Şimdiki gibi yeteneklerin yetiştiği şartlarda değil, normal koşullarda büyüdüm. Çocukluğum ve gençlik yıllarımın büyük bölümü, Beylerbeyi’nde ve Cerrahpaşa’da geçti.

O dönemlerde pozitif bilim, teknik bu denli ilerlememişti. Çocukken her şeyi detaylı olarak incelemezdim. Şu anda, ilgi duyduğum konuya iyiden iyiye sokuluyorum.

Okul sıralarında edebiyata düşkün olduğumu Türkçe öğretmeni fark etmiş olmalı ki beni şiir yazmaya-okutmaya teşvik ederdi.

Hiç ders çalıştığımı hatırlamıyorum. Ağır derslerin olduğu sırada benim “yazdığım hikâyeleri okuyup gülmekten kırılan” arkadaşlarım vardı. O şevk, bu günlere yansıdı. Yazı yazma fırsatı sundu.

Yazarlar, şairler, araştırmacılar adeta kültür üreten birimler olduğu halde, benim gönlüm Rasulullah sevgisi ile dolu idi. Dolayısıyla dini konuları inceledim ve kapasitem kadarı ile bunları sayfalara döktüm.

Kafamda “keşfetme” olgusu vardı. Ortaya konan malzemelerden ‘yeni yemek yapmak’ gibi bir şeydi bu.

Var olana katkıda bulunma duygusu, anlatmak istediğim…

Benim için Cerrahpaşa, İstanbul’un mutena bir semtidir. Orada değişik, çok farklı insanlar oturur.

Caminin sağ tarafında –denize bakan cephesinde- ve ön sırada yer alan iki katlı binaların önünden deniz görünürdü. Nefis manzaralı evlerdi. Set üzerindeki bahçelerinde yetiştirdikleri çiçeklerin renk armonisi birbirleri ile yarışırdı.

Şimdi bu kesime uğramıyorum. Uğramak için bir nedenim de yok. Ne konumdadır bilemiyorum. Ancak dozerlerin mevcut konakları dümdüz edeceğine inanmıyorum. Semt “otantik niteliğini” korumaya devam ediyordur tahminim.

İşte bu semtte kapasitemi “referanslı olarak” gerçekleştirme yoluna gittim. Soyumdaki temel bağlantıları yok ederek, sağda solda duyduklarıma itibar etmeyerek.

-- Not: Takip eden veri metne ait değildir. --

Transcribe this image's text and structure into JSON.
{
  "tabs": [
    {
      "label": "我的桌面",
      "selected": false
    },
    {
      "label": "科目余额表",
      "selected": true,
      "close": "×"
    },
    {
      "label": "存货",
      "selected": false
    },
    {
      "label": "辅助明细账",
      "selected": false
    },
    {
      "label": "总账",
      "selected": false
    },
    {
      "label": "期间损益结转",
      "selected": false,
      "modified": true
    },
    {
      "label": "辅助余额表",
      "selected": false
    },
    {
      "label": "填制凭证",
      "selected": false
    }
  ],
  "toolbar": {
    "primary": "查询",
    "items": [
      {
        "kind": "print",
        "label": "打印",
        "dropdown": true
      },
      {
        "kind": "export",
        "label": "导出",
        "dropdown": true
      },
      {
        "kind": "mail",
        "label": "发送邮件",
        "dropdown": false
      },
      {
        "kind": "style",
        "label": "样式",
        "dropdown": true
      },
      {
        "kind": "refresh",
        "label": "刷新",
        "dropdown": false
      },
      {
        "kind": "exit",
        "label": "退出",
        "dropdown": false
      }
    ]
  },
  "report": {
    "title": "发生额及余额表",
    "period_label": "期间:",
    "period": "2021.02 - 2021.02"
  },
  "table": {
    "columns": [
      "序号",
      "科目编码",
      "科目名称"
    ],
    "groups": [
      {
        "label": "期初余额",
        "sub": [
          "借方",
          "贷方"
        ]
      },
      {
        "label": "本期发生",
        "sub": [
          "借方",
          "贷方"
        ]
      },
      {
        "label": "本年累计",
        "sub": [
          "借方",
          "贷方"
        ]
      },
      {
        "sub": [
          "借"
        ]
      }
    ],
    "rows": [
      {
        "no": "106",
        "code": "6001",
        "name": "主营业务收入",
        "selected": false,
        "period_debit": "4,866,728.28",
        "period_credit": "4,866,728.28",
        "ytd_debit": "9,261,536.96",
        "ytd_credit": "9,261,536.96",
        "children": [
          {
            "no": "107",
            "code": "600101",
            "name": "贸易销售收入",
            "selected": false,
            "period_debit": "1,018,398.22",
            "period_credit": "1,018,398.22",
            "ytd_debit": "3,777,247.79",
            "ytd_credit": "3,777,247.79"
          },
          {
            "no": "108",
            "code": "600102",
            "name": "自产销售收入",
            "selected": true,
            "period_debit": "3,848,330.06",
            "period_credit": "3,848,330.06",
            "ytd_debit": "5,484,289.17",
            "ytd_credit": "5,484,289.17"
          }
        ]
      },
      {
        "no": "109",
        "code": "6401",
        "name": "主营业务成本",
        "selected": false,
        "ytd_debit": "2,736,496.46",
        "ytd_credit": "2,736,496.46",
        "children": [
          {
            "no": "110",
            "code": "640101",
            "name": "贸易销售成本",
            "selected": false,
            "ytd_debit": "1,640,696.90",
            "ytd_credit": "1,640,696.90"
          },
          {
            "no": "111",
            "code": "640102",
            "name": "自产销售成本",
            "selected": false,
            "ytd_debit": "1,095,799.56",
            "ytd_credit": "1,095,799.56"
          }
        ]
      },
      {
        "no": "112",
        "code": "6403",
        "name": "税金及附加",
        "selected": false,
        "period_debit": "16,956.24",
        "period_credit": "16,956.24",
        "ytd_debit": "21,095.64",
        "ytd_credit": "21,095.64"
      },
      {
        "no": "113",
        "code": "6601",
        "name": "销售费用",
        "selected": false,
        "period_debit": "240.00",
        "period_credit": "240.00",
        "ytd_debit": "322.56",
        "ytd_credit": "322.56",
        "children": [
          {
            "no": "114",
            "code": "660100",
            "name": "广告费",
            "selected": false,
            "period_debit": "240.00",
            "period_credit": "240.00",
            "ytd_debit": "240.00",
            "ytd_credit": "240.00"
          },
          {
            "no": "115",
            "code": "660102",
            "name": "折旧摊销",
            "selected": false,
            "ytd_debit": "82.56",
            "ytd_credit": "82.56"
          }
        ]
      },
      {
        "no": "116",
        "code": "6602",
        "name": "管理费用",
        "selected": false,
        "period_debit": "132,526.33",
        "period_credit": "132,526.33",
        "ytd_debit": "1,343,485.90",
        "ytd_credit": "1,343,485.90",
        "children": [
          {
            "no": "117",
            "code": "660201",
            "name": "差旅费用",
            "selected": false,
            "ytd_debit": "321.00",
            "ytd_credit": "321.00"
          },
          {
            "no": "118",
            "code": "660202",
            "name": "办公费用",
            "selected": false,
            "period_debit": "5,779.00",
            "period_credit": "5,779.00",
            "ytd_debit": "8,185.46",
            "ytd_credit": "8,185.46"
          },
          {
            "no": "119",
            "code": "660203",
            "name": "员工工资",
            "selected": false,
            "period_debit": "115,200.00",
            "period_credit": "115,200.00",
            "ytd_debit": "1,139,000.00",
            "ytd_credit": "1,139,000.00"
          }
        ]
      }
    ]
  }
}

Allah’ın kuluna her istediğini vermesi beklenmemeli. Ancak dünyanın gelip geçici olduğu hükmüyle uyanmak gerekiyordu. Allah Rasulü kendisini bende, bu azimle, “sevgili peygamberim” hükmünden çıkardı, bir hac döneminde. Böyle olması gerektiğini gösterdi.

 

Bütün bunlar şuuruma yerleşti. İsmi değişti artık onun, Hakikati Muhammedi oldu.

Bu ilhamı aldığım günden beri, kendisini hep suretsiz görmeye gayret ederim. Sayesinde, dine bakış açım ticaret anlayışından uzaklaştı, menfaat bana yaklaşamadı.

Soyut bilgiler, yaşam boyutuna döndü.

Kuşkusuz, kâinat şapkasını çıkartıyor Allah Rasulünün karşısında. Onun önünde saygıyla eğiliyor.

Hep düşünmüşümdür, neden kitlenenler bu temaşayı yapamıyor? Herhalde, demir parmaklıkların arkasından bunu göremiyorlar.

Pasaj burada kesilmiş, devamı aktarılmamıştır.